En el marco de la Semana de la Alta Costura Argentina que hace cuatro años creó Elina Costantini, Camila Romano planteó su desfile con tres nombres que definieron la banda musical de la juventud argentina desde los años ochenta: Charly Garcia, Virus y Gustavo Cerati.
"Me parece sustentable que la gente repita vestidos", dice Camila Romano.
“Entre todo y nada” es el nombre de la colección que la diseñadora presentó en la pasarela del Malba. Un nombre que –no fue la intención– pareciera también marcar el momento de la industria textil en Argentina.
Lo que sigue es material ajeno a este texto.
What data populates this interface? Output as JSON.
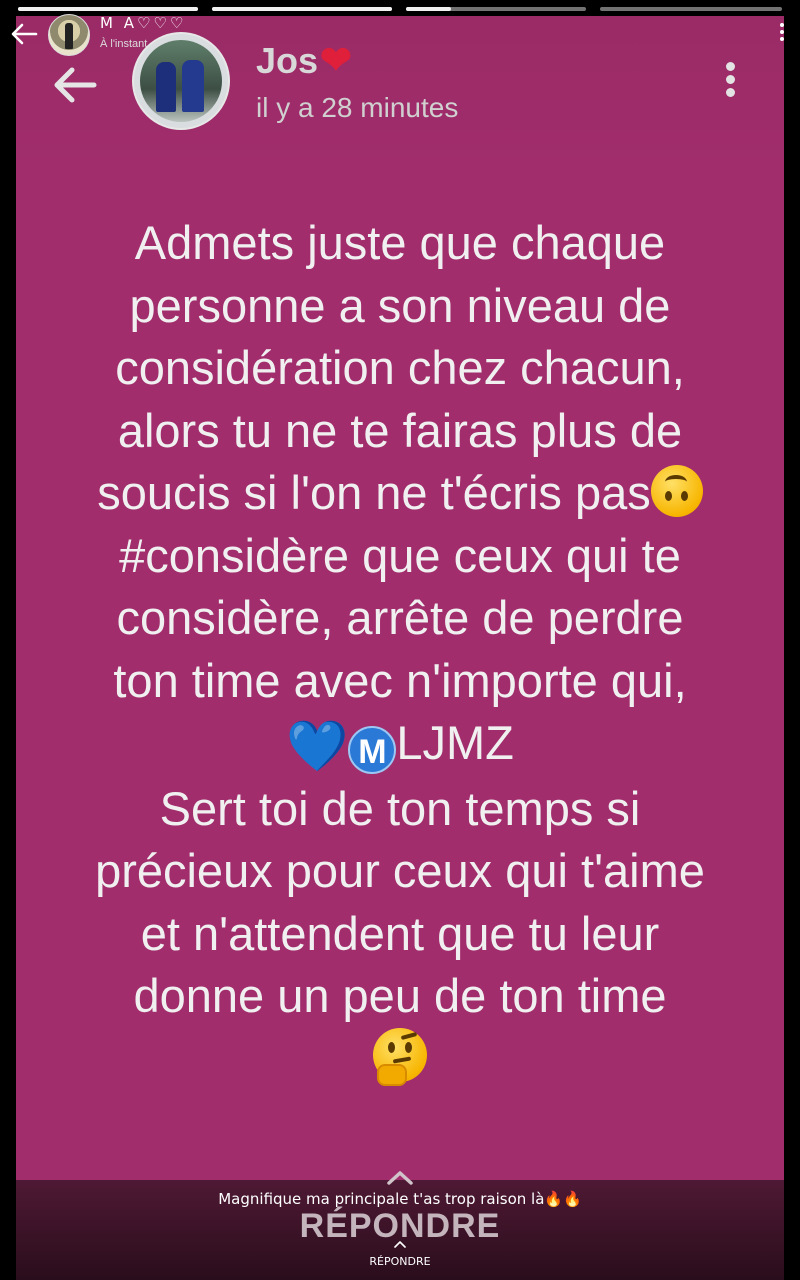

En las sucesivas pasadas, Camila Romano ideó una colección que fue un diálogo entre universos aparentemente opuestos: lo clásico y lo contemporáneo, la estructura y el movimiento, la precisión y el impulso. Y dado que el Malba es un museo potencia el concepto de arte que conlleva la moda.

“Para mí, el concepto de elegancia en la moda no está asociada al dinero”, fijo Camila Romano en una entrevista con PERFIL hace un tiempo. “La elegancia es atemporal, tiene que ver con una actitud frente a la vida, ser segura de sí misma, una manera de caminar, es un todo. Me gusta la frase de Coco Chanel: ‘Hay que saber renunciar a lo innecesario’”. Y este concepto se manifiesta en su colección.